Anhörung zu Boeing-Pannen "De facto stellen sie fehlerhafte Flugzeuge her"
In einer Anhörung vor dem US-Senat hat ein Boeing-Ingenieur auf erhebliche Sicherheitsmängel hingewiesen. Die Senatoren forderten von dem US-Flugzeugbauer ein verbessertes Sicherheitskonzept.
Mal ist es eine Triebwerksabdeckung, mal eine herausgerissene Kabinentür. Die technischen Probleme häuften sich zuletzt bei Boeing - und beschäftigten am Mittwoch auch den US-Senat in Washington.
Boeing-Ingenieur Sam Salehpour wiederholte vor Senatoren seine massiven Anschuldigungen gegen den Flugzeugbauer. "De facto stellen sie fehlerhafte Flugzeuge her", so der Whistleblower. Unter anderem, um die Produktion zu beschleunigen, seien bei der Montage von Rumpfteilen des Langstreckenfliegers 787 Dreamliner erhebliche Fehler toleriert worden. "Ich war Zeuge von schweren Montagefehlern beim Zusammenbau des Flugzeugs. Ich habe gesehen, wie Monteure auf den Flugzeugen herumsprangen, um Teile passend zu machen. Das war nur eine von vielen unsachgemäßen Methoden."

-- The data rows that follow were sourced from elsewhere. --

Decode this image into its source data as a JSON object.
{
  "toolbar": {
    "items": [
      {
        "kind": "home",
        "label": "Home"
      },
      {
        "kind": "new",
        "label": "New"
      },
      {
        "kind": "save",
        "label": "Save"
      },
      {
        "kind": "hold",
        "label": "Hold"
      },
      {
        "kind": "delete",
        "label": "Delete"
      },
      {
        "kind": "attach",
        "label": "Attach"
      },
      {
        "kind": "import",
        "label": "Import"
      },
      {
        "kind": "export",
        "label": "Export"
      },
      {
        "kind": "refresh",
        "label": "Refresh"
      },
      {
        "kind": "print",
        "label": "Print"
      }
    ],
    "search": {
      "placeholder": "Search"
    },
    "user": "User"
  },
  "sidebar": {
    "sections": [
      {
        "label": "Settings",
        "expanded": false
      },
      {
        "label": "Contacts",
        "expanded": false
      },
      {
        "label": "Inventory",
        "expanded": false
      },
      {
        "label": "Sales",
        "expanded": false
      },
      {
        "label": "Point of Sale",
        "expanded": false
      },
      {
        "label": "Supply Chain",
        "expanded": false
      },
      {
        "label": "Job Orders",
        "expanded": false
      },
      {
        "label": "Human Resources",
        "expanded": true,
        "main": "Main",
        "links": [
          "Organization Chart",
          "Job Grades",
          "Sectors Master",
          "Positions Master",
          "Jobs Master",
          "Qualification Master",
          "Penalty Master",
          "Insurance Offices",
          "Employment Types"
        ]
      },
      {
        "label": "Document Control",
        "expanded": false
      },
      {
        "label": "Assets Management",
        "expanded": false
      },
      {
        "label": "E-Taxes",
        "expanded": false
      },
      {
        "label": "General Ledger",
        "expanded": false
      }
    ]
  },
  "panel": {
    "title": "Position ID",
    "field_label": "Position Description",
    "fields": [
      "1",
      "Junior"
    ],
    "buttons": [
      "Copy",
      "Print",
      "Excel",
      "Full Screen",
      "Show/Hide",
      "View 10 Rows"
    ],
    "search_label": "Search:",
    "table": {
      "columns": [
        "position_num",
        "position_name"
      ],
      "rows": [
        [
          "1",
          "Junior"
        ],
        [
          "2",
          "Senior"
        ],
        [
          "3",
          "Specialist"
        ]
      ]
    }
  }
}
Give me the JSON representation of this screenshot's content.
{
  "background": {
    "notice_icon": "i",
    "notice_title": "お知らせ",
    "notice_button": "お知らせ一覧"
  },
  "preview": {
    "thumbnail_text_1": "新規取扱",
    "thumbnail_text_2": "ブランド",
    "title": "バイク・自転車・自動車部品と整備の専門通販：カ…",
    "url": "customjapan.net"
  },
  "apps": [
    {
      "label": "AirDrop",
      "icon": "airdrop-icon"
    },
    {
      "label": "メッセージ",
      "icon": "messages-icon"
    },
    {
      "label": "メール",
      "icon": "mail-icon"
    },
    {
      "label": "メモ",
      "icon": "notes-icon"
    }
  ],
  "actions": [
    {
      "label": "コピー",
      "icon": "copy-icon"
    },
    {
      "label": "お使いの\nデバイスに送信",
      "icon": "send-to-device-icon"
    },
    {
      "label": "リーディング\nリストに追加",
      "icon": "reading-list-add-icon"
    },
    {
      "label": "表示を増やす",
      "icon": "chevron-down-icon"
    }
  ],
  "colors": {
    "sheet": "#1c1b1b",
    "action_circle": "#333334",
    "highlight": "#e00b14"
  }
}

"Keine Kultur der Sicherheit"
Salehpour erklärte, dass Abstände zwischen Flugzeugteilen, die größer als 0,127 mm seien, gemäß den Vorgaben geschlossen werden müssten. An knapp 1.500 Flugzeugen seien diese Lücken jedoch nicht geschlossen worden. Dies könnte zu frühzeitiger Materialermüdung und somit zu einer Katastrophe führen, so Salehpour.
"Ich habe im Unternehmen wiederholt meine Sorge geäußert. Ich wurde ins Abseits gedrängt, mir wurde gesagt, ich solle den Mund halten, ich wurde körperlich bedroht", sagte der Whistleblower. "Dies ist keine Kultur der Sicherheit", wenn man bedroht werde, weil man Sicherheitsbedenken habe, sagte Sahlepour weiter.
Auch ein ehemaliger Ingenieur von Boeing sagte vor dem Senatsausschuss aus. Ed Pierson schied bereits 2018 aus dem Konzern aus, kurz bevor zwei Boeing-Maschinen vom Typ 737 Max abstürzten. Damals kamen 346 Menschen ums Leben. "Die Welt ist schockiert über die aktuellen Probleme mit der Produktionsqualität von Boeing. Ich bin nicht überrascht, weil sich nach den beiden Abstürzen nichts geändert hat. Es gab keine Rechenschaftspflicht, kein einziger Boeing-Mitarbeiter wurde ins Gefängnis gesteckt."
Boeing weist Vorwürfe zurück
Boeing wies die aktuellen Vorwürfe zum 787 Dreamliner zurück. Man habe die Maschinen gründlich gecheckt und dabei keinerlei Mängel entdeckt. Und auch die Flugaufsichtsbehörde FAA erklärte, die Flugzeuge entsprächen den vorgeschriebenen Sicherheitsstandards.
US-Senatoren forderten, dass der Flugzeugbauer dringend seine Sicherheitskultur verbessern müsse. "Das bestätigt, dass wir uns ansehen müssen, was Boeing tut, und nicht nur, was es behauptet zu tun. Boeing sagt, dass Sicherheit für das Unternehmen oberste Priorität hat. Doch als es aufgefordert wurde, Beweise dafür vorzulegen, lieferte Boeing - ich zitiere - keine objektiven Beweise für eine grundsätzliche Verpflichtung zur Sicherheit", erklärte die demokratische Senatorin Tammy Duckworth aus Illinois.
Wegen der nicht abreißenden Pannen gerät Boeing immer mehr unter Druck. Das Unternehmen zog bereits personelle Konsequenzen. Konzernchef David Calhoun kündigte an, bis zum Jahresende abtreten zu wollen.